Plasma Protein Biomarkers Distinguish Multisystem Inflammatory Syndrome in Children From Other Pediatric Infectious and Inflammatory Diseases
Sophya Yeoh, Diego Estrada‐Rivadeneyra, Heather Jackson, Ilana Keren, Rachel Galassini, Samantha Cooray, Priyen Shah, Philipp Agyeman, Romain Basmaci, Enitan D. Carrol, Marieke Emonts, Colin G. Fink, Taco W. Kuijpers, Federico Martinón‐Torres, Marine Mommert, Stéphane Paulus, Marko Pokorn, Pablo Rojo, Lorenza Romani, Luregn J. Schlapbach, Nina A. Schweintzger, Ching‐Fen Shen, Μαρία Τσολιά, Effua Usuf, Michiel van der Flier, Clementien L. Vermont, Ulrich von Both, Shunmay Yeung, Dace Zavadska, Lachlan Coin, Aubrey J. Cunnington, Jethro Herberg, Michael Levin, Myrsini Kaforou, Shea Hamilton, on behalf of the PERFORM, DIAMONDS and UK KD Genetic Consortia
Abstract
BACKGROUND: Multisystem inflammatory syndrome in children (MIS-C) is a rare but serious hyperinflammatory complication following infection with severe acute respiratory syndrome coronavirus 2. The mechanisms underpinning the pathophysiology of MIS-C are poorly understood. Moreover, clinically distinguishing MIS-C from other childhood infectious and inflammatory conditions, such as Kawasaki disease or severe bacterial and viral infections, is challenging due to overlapping clinical and laboratory features.

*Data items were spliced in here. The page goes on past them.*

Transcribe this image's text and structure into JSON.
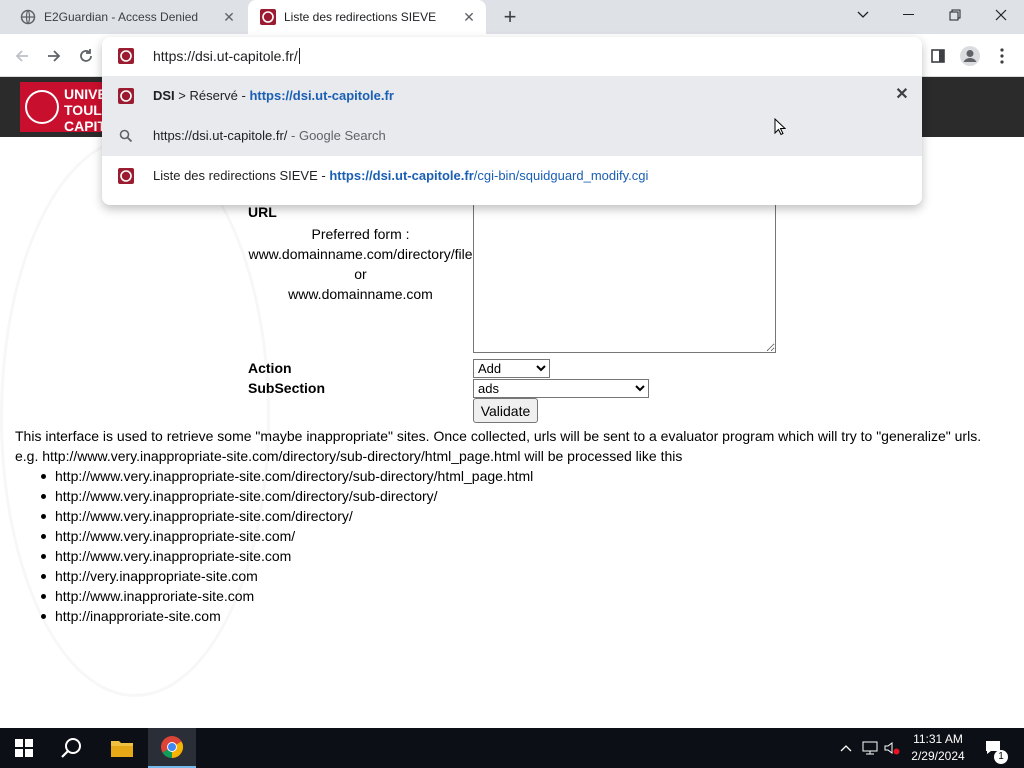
{
  "tabs": [
    {
      "title": "E2Guardian - Access Denied"
    },
    {
      "title": "Liste des redirections SIEVE"
    }
  ],
  "omnibox": {
    "value": "https://dsi.ut-capitole.fr/",
    "suggestions": [
      {
        "bold": "DSI",
        "sep": " > Réservé - ",
        "url": "https://dsi.ut-capitole.fr"
      },
      {
        "text": "https://dsi.ut-capitole.fr/",
        "suffix": " - Google Search"
      },
      {
        "text": "Liste des redirections SIEVE - ",
        "url_bold": "https://dsi.ut-capitole.fr",
        "url_rest": "/cgi-bin/squidguard_modify.cgi"
      }
    ]
  },
  "banner": {
    "logo_text": "UNIVERSITÉ TOULOUSE CAPITOLE"
  },
  "form": {
    "url_label": "URL",
    "preferred_line1": "Preferred form :",
    "preferred_line2": "www.domainname.com/directory/file",
    "preferred_line3": "or",
    "preferred_line4": "www.domainname.com",
    "action_label": "Action",
    "action_value": "Add",
    "subsection_label": "SubSection",
    "subsection_value": "ads",
    "validate_label": "Validate"
  },
  "description": {
    "line1": "This interface is used to retrieve some \"maybe inappropriate\" sites. Once collected, urls will be sent to a evaluator program which will try to \"generalize\" urls.",
    "line2": "e.g. http://www.very.inappropriate-site.com/directory/sub-directory/html_page.html will be processed like this"
  },
  "examples": [
    "http://www.very.inappropriate-site.com/directory/sub-directory/html_page.html",
    "http://www.very.inappropriate-site.com/directory/sub-directory/",
    "http://www.very.inappropriate-site.com/directory/",
    "http://www.very.inappropriate-site.com/",
    "http://www.very.inappropriate-site.com",
    "http://very.inappropriate-site.com",
    "http://www.inapproriate-site.com",
    "http://inapproriate-site.com"
  ],
  "taskbar": {
    "time": "11:31 AM",
    "date": "2/29/2024",
    "notification_count": "1"
  },
  "colors": {
    "accent": "#c8102e",
    "banner": "#2b2b2b",
    "link": "#1a5fb4"
  }
}
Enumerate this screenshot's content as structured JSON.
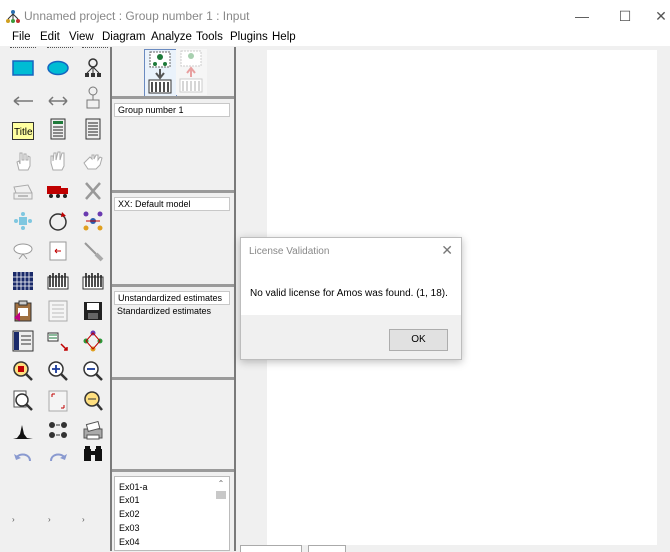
{
  "window": {
    "title": "Unnamed project : Group number 1 : Input",
    "minimize": "—",
    "maximize": "☐",
    "close": "✕"
  },
  "menu": [
    "File",
    "Edit",
    "View",
    "Diagram",
    "Analyze",
    "Tools",
    "Plugins",
    "Help"
  ],
  "panels": {
    "groups_header": "Group number 1",
    "models_header": "XX: Default model",
    "estimates": [
      "Unstandardized estimates",
      "Standardized estimates"
    ],
    "files": [
      "Ex01-a",
      "Ex01",
      "Ex02",
      "Ex03",
      "Ex04"
    ]
  },
  "dialog": {
    "title": "License Validation",
    "message": "No valid license for Amos was found. (1, 18).",
    "ok_label": "OK",
    "close": "✕"
  }
}
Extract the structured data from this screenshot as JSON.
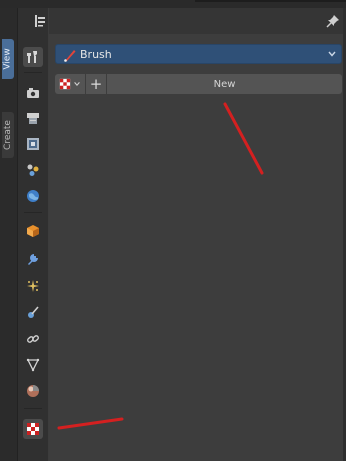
{
  "left_tabs": [
    {
      "label": "View",
      "state": "active"
    },
    {
      "label": "Create",
      "state": "inactive"
    }
  ],
  "sidebar": {
    "icons": [
      {
        "name": "tool-icon",
        "kind": "tool",
        "active": true
      },
      {
        "name": "render-icon",
        "kind": "render"
      },
      {
        "name": "output-icon",
        "kind": "output"
      },
      {
        "name": "view-layer-icon",
        "kind": "viewlayer"
      },
      {
        "name": "scene-icon",
        "kind": "scene"
      },
      {
        "name": "world-icon",
        "kind": "world"
      },
      {
        "name": "object-icon",
        "kind": "object"
      },
      {
        "name": "modifier-icon",
        "kind": "modifier"
      },
      {
        "name": "particles-icon",
        "kind": "particles"
      },
      {
        "name": "physics-icon",
        "kind": "physics"
      },
      {
        "name": "constraints-icon",
        "kind": "constraints"
      },
      {
        "name": "object-data-icon",
        "kind": "data"
      },
      {
        "name": "material-icon",
        "kind": "material"
      },
      {
        "name": "texture-icon",
        "kind": "texture",
        "active": true
      }
    ]
  },
  "brush": {
    "label": "Brush"
  },
  "texture": {
    "new_label": "New",
    "add_symbol": "+"
  },
  "colors": {
    "accent": "#2f5077",
    "annotation": "#d42020"
  }
}
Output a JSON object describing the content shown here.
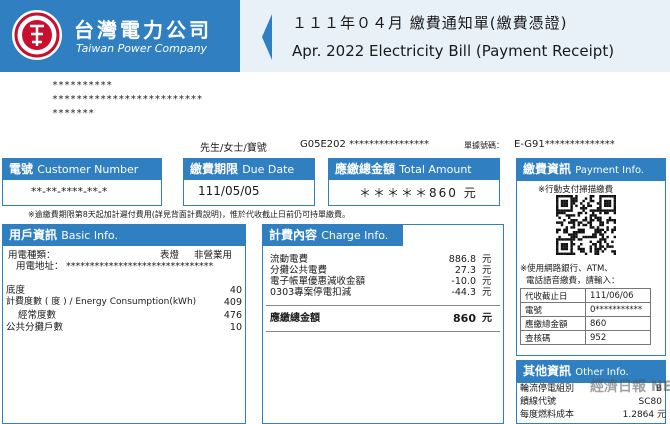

We aimed to determine a set of plasma protein biomarkers that could discriminate MIS-C from those other diseases. METHODS: Seven candidate protein biomarkers for MIS-C were selected based on literature and from whole blood RNA sequencing data from patients with MIS-C and other diseases. Plasma concentrations of ARG1, CCL20, CD163, CORIN, CXCL9, PCSK9 and ADAMTS2 were quantified in MIS-C (n = 22), Kawasaki disease (n = 23), definite bacterial (n = 28) and viral (n = 27) disease and healthy controls (n = 8). Logistic regression models were used to determine the discriminatory ability of individual proteins and protein combinations to identify MIS-C and association with severity of illness. RESULTS: Plasma levels of CD163, CXCL9 and PCSK9 were significantly elevated in MIS-C with a combined area under the receiver operating characteristic curve of 85.7% (95% confidence interval: 76.6%-94.8%) for discriminating MIS-C from other childhood diseases. Lower ARG1 and CORIN plasma levels were significantly associated with severe MIS-C cases requiring inotropes, pediatric intensive care unit admission or with shock. CONCLUSION: Our findings demonstrate the feasibility of a host protein biomarker signature for MIS-C and may provide new insight into its pathophysiology.